RBC Economics said the 1.7% drop in Canadian exports in September was much larger than expected and almost fully reversed a downwardly revised 2% gain in August.

The data point to the volume of exports dropping 4.8% in the third quarter, the first decline in five quarters, and the net export balance will be a drag on overall GDP growth again in the quarter, RBC said. “This hit to growth is larger than what we had been assuming and suggests some downside risk to our current Q3 growth rate of 1.8%,” it said.

Exports of automotive products fell 6.6% to C$4.77 billion, the fourth consecutive decline, led by a 10.9% decline in passenger car exports.

Other consumer goods exports fell 15.9% to C$1.36 billion, following a 27.3% gain in August, on fewer exports of medicinal and pharmaceutical products.

Exports of industrial goods and materials fell 2.3% to C$7.82 billion on lower volumes, with gains in nickel and alloy exports offset by declines in precious metals and copper ores.

Meanwhile, imports of industrial goods and materials rose 5.6% to C$7.56 billion, led by metals and metal ores, including record-high imports of precious metals, up 38.6% to C$1.0 billion.

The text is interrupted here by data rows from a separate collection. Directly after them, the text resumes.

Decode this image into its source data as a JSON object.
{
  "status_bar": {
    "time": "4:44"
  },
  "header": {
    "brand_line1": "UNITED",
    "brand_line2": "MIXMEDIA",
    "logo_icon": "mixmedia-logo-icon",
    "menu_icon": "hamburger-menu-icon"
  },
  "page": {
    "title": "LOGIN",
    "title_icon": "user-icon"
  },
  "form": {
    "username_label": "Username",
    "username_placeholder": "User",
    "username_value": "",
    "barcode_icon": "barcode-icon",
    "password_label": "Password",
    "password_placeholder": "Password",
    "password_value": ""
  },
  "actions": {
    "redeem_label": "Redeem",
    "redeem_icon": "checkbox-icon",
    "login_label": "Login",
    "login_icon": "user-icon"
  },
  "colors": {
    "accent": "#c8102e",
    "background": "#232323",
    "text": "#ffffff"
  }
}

Machinery and equipment imports rose 3.2% to C$10.21 billion led by aircraft, engines and parts, while automotive parts imports fell 4.8% to C$5.50 billion.

Canada’s trade surplus with the U.S., the country’s largest trading partner, narrowed to C$1.6 billion from C$2.9 billion in August, on lower exports of passenger cars.

Exports to countries other than the U.S. rose 3.6% as imports rose 0.5%, reducing the nation’s trade deficit outside the U.S. to C$4.1 billion from C$4.3 billion.